Jimmy stared at the intruder blankly. For answer, two small hands were thrust out toward him and an impatient little voice was commanding him to "Come, dance." He heard Alfred's laughter. He had no intention of accommodating the small person in this or any other matter, yet, before he realised quite how it had happened, he was two-stepping up and down the grass to her piping little voice; nor did she release him until the perspiration came rolling from his forehead; and, horror of horrors, his one-time friend, Alfred, seemed to find this amusing, and laughed louder and louder when Jimmy sank by his side exhausted.

When Jimmy was again able to think consecutively, he concluded that considerable conversation must have taken place between Alfred and the small one, while he was recovering his breath and re-adjusting his wilted neckwear.

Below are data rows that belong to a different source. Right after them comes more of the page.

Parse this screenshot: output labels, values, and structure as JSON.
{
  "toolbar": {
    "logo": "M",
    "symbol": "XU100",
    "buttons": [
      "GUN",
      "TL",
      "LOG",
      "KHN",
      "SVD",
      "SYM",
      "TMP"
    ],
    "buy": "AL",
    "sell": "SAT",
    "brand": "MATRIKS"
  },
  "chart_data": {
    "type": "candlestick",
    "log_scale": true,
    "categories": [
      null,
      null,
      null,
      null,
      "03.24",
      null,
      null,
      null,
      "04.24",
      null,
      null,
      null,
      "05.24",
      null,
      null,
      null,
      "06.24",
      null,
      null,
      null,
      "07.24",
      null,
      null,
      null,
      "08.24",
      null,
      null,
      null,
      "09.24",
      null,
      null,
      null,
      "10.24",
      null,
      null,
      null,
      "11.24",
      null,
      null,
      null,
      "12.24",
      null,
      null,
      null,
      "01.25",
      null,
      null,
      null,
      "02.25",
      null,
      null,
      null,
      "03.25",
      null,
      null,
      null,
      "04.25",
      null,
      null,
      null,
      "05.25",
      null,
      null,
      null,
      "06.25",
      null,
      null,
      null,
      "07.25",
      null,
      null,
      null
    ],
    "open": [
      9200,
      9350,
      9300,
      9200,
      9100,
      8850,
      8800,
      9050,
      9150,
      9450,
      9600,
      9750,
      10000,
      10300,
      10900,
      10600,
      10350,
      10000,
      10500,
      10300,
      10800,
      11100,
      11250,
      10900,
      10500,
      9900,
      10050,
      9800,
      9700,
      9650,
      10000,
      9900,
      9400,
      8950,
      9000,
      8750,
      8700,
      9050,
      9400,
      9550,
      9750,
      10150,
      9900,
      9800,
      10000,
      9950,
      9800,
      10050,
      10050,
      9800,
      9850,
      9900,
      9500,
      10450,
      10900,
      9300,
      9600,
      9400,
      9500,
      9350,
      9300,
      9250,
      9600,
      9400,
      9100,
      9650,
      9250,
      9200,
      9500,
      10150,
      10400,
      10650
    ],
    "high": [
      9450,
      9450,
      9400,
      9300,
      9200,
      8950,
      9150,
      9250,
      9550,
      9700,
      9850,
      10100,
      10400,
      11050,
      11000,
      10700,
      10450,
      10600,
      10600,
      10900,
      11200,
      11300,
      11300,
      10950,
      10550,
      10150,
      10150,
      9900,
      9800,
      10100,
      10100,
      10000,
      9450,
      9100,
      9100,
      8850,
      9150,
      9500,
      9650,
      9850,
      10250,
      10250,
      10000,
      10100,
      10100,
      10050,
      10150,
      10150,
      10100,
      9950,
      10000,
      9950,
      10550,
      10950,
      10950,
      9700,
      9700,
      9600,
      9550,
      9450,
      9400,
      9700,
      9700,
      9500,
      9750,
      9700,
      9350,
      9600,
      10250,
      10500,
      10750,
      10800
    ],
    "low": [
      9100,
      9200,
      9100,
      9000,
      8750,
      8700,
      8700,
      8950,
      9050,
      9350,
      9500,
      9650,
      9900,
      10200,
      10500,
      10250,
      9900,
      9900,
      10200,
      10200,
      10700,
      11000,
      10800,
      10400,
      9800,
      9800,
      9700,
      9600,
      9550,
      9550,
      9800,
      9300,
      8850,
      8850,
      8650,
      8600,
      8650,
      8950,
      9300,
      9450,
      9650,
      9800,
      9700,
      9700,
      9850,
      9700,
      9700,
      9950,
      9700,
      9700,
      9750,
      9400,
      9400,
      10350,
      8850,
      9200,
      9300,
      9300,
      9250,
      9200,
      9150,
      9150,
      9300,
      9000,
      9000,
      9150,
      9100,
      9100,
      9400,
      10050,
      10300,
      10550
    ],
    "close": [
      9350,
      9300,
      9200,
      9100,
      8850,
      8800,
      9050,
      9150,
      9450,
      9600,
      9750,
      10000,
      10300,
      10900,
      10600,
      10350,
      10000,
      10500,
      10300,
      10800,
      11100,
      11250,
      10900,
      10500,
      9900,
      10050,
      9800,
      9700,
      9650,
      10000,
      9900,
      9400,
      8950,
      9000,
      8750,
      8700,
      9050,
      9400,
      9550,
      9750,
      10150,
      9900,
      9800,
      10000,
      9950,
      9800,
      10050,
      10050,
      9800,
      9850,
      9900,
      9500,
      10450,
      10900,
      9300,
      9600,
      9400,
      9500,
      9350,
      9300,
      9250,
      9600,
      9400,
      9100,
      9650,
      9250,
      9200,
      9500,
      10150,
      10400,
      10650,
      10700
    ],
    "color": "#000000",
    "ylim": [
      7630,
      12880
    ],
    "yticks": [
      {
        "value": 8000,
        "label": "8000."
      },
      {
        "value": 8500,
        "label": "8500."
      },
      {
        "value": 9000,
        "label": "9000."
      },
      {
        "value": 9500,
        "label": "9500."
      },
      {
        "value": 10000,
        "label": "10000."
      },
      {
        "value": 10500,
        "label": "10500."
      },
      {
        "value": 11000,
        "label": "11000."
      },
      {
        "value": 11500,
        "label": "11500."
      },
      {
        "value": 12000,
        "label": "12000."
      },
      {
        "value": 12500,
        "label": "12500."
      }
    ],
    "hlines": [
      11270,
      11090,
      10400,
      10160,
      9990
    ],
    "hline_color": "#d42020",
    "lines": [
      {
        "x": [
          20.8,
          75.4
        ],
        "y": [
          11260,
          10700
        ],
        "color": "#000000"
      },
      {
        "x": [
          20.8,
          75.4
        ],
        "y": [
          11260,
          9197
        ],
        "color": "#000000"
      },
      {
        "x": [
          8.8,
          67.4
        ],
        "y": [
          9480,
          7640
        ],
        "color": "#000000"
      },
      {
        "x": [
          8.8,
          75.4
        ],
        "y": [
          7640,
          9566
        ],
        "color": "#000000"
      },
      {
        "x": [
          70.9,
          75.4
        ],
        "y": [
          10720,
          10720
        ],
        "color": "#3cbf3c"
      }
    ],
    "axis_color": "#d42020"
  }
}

He was now thrown into a fresh panic by an exclamation from the excitable Zoie.

"You must both meet my friend, Aggie Darling," she was saying. "I am bringing her with me to the hop to-night. She is not at all like me. You will like her dreadfully." She smiled at Jimmy as though she were conferring a great favour upon him.

"Like her dreadfully," commented Jimmy to himself. "It was just the kind of expression one might expect from a mind in such disorder as hers. 'Systematise Alfred's life,' indeed!"

There was more nonsensical chatter, or so it seemed to Jimmy, then Zoie and Alfred rose to go, and Jimmy was told by both of them that he was to put in an appearance at the Fraternity "hop" that night.

"I'll see you at dinner," called Alfred gaily over his shoulder and Jimmy was left to grapple with his first disappointment at his friend's lack of discrimination.

"It's her fault," concluded Jimmy, as he lifted himself heavily off the bench and started down the campus, resolved to console himself with food.